LA PRESSE DE LA MANCHE
Jean Levallois
"(...) Dans un monde en crise, où il s'agit d'éviter un désastre à
l'économie, l'idée de Silvio Berlusconi de réunir le G8 à L'Aquila,
parmi les ruines encore agitées de tremblements sismiques, est
évidemment plus que symbolique. Il n'est pas certain que les réfugiés
du tremblement de terre aient vu d'un très bon oeil l'arrivée des
puissants du monde au coeur de leur misère et de leur colère. Reste que
le cadre insolite choisi a le mérite de rappeler l'urgence qu'il y a
pour tous à trouver des solutions aux besoins de notre époque et pour
tous les peuples.(...)"
LA VOIX DU NORD
Hervé Favre
"(...) Aujourd'hui, dans l'économie mondialisée, le bon format est le
G20 tel qu'il s'est réuni à Londres en avril et se retrouvera à
Pittsburgh en septembre. Rien ne peut se faire désormais sans la Chine,
l'Inde, le Brésil, le Mexique, l'Afrique du Sud* et tous ces pays
émergents qui, additionnés aux huit pays les plus riches, forment 90 %
du PIB mondial. Ce qui est vrai sur le plan économique l'est encore
plus dans la lutte contre le réchauffement climatique, autre priorité
au menu du sommet de L'Aquila. On ne peut qu'applaudir l'engagement
annoncé hier soir par le G8 de diviser par deux les émissions mondiales
de gaz à effet de serre d'ici à 2050 par rapport à 1990, et de +80 % ou
plus+ celles des pays industrialisés afin de limiter le réchauffement
global à 2 °C. Mais qu'en pense le Chinois Hu Jin Tao, très gros
producteur de CO2, reparti précipitamment chez lui pour cause
d'affrontements ethniques dans la région du Xinjiang?"

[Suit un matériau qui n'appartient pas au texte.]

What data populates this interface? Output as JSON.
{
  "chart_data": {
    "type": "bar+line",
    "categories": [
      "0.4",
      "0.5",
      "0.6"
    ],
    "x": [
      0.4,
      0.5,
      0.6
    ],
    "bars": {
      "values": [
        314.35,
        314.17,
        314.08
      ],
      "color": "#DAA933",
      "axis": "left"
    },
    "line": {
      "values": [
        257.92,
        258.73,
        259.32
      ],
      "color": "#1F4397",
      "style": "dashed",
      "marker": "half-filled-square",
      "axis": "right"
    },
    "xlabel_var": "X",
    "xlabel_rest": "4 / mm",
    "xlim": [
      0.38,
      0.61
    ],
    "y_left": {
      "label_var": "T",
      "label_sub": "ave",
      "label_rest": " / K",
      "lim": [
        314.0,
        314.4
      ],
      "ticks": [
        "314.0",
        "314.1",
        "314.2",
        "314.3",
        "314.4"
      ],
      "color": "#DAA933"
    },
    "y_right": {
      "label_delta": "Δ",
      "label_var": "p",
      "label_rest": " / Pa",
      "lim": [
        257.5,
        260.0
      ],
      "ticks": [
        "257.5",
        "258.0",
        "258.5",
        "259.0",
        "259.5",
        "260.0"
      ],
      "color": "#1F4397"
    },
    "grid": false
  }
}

LA REPUBLIQUE DES PYRENEES
Jean-Marcel Bouguereau
"(...) Compromis encore entre les partisans de la discipline
budgétaire, comme l'Allemagne, ou ceux qui insistent sur la nécessité
de soutenir encore une conjoncture chancelante, comme les Etats-Unis,
ceux-ci pouvant en effet s'apprêter à lancer un nouveau plan de grands
travaux pour soutenir la conjoncture. Que comprendre au projet de
déclaration commune, lorsque les dirigeants du G8 évoquent dans la
foulée des "signes de stabilisation" de l'économie, tout en assurant
que "les effets de la crise économique sur les marchés du travail
peuvent remettre en cause la stabilité sociale" ? Autre revers : Les
discussions sur le climat, puisque le projet de déclaration ne fait pas
mention d'un objectif de réduction de moitié des émissions de gaz à
effet de serre d'ici 2050. Renoncer à un objectif de réduction des
émissions de gaz à effet de serre d'ici 2050 équivaut à "un suicide
écologique", a estimé mercredi le climatologue français Jean Jouzel,
vice-président du Groupe international d'experts sur le climat (GIEC).
Il reste encore deux jours pour sortir de ce chantier de ruines."